La mitad de las personas con empleo viven al filo de la precariedad

La escasez y la temporalidad hacen que tener un trabajo ya no garantice la integración en la sociedad, según Cáritas, que presenta su informe 'Economía y personas'

Doménico Chiappe
DOMÉNICO CHIAPPEMadrid

Marietta Guerrero trabajaba como asistente de una persona mayor. Al morir la mujer a la que cuidaba, se quedó en la calle. Con tres hijos y sin mayor formación, pasó a una categoría que siempre estuvo acechando, la de la vulnerabilidad extrema. Un pequeño soplo puede ser suficiente para que alguien con empleo, caiga en la escala social.

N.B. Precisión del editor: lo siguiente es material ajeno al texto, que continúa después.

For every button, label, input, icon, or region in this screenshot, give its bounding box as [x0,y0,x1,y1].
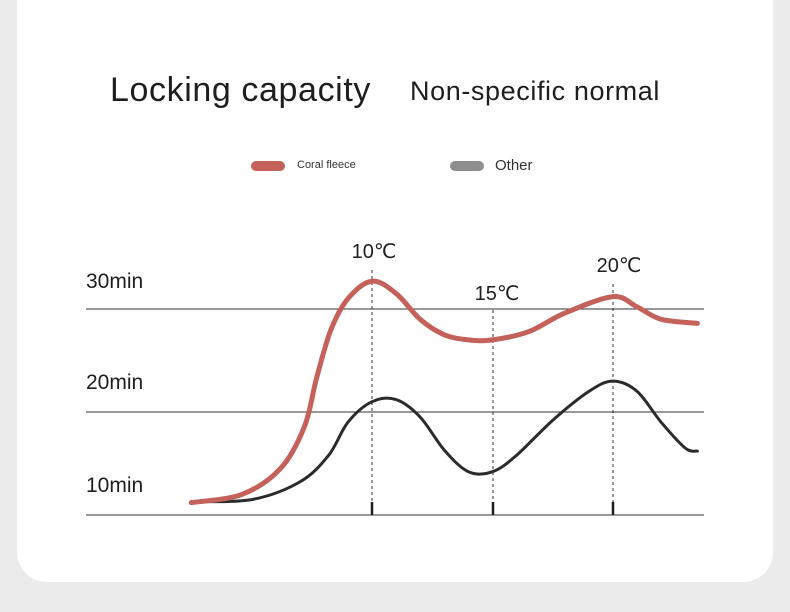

«Nuestros estudios señalan que el 52% de las personas con empleo están afectados por al menos un indicador, como los de las condiciones de trabajo y la vivienda, que hace que su integración a la sociedad sea precaria», explica Francisco Lorenzo, director de Acción Social de Cáritas Española, durante la presentación del informe 'Economía y personas', sobre sus proyectos de empleo y economía solidaria.

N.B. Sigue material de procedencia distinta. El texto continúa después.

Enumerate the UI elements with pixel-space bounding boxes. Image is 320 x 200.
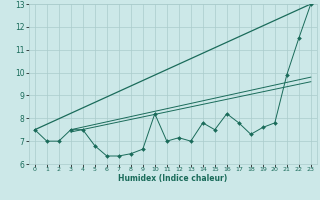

«Dentro de esta población que trabaja, que no está en exclusión, un único impacto, como perder el empleo, les lleva a bajar un escalón. No se les puede perder de vista porque los ciclos económicos se suceden muy rápidamente». Aun con un empleo fijo, las familias se ven obligadas a reducir sus gastos en vestimenta, alimentación u ocio, apunta Lorenzo.

Los datos que adelanta Cáritas, del comité técnico de la Fundación Foessa, son contundentes: En el colectivo de desempleados, un 46% se encuentra en espacio de exclusión y 17% en pobreza severa. «El hecho de no contar con un empleo multiplica por 2,5 el riesgo de caer en situaciones de exclusión», dice el dossier. Sin embargo, «el problema no es la coyuntura sino de modelo económico», asegura Lorenzo. «El empleo no es el escudo inmunizador que dábamos por hecho que era».

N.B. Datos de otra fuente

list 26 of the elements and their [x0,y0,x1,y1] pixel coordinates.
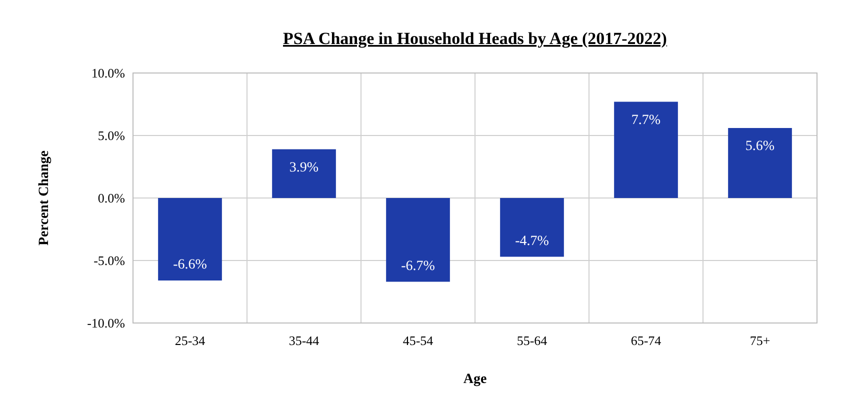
bar [728,128,792,198]
bar [272,149,336,198]
y-tick-label: -10.0% [87,316,126,331]
y-axis-title: Percent Change [37,150,52,246]
x-tick-label: 45-54 [402,333,434,348]
x-tick-label: 35-44 [288,333,320,348]
y-tick-label: 5.0% [98,128,126,144]
chart-title: PSA Change in Household Heads by Age (2017-2022) [283,29,667,48]
bar [614,102,678,198]
data-label: -6.6% [173,258,208,272]
data-label: 7.7% [631,112,661,128]
y-tick-label: 0.0% [98,190,126,206]
x-tick-label: 55-64 [516,333,548,348]
data-label: 3.9% [289,160,319,176]
x-axis-title: Age [463,372,487,387]
bar [500,198,564,257]
x-tick-label: 75+ [750,333,770,348]
data-label: -4.7% [515,234,550,249]
bar [158,198,222,280]
x-tick-label: 25-34 [174,333,206,348]
y-tick-label: 10.0% [91,66,126,81]
data-label: 5.6% [745,139,775,154]
bar [386,198,450,282]
y-tick-label: -5.0% [94,253,126,268]
data-label: -6.7% [401,258,436,274]
x-tick-label: 65-74 [630,333,662,348]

Entre los sectores más vulnerables se encuentran los del trabajo del hogar, la hostelería y la agricultura. «Los datos demuestran que es posible una estrategia de inserción laboral, en un entorno caracterizado por la precariedad y la temporalidad», sostiene Natalia Peiro, secretaria general de Cáritas, cuyo programa de empleo invierte una media de 1.800 euros en cada persona que logra un contrato después de hacer sus cursos de formación. «Los que acuden a nosotros tienen un panorama complicado. Sobre todo las familias monomarentales, cuyo sustento depende de una mujer».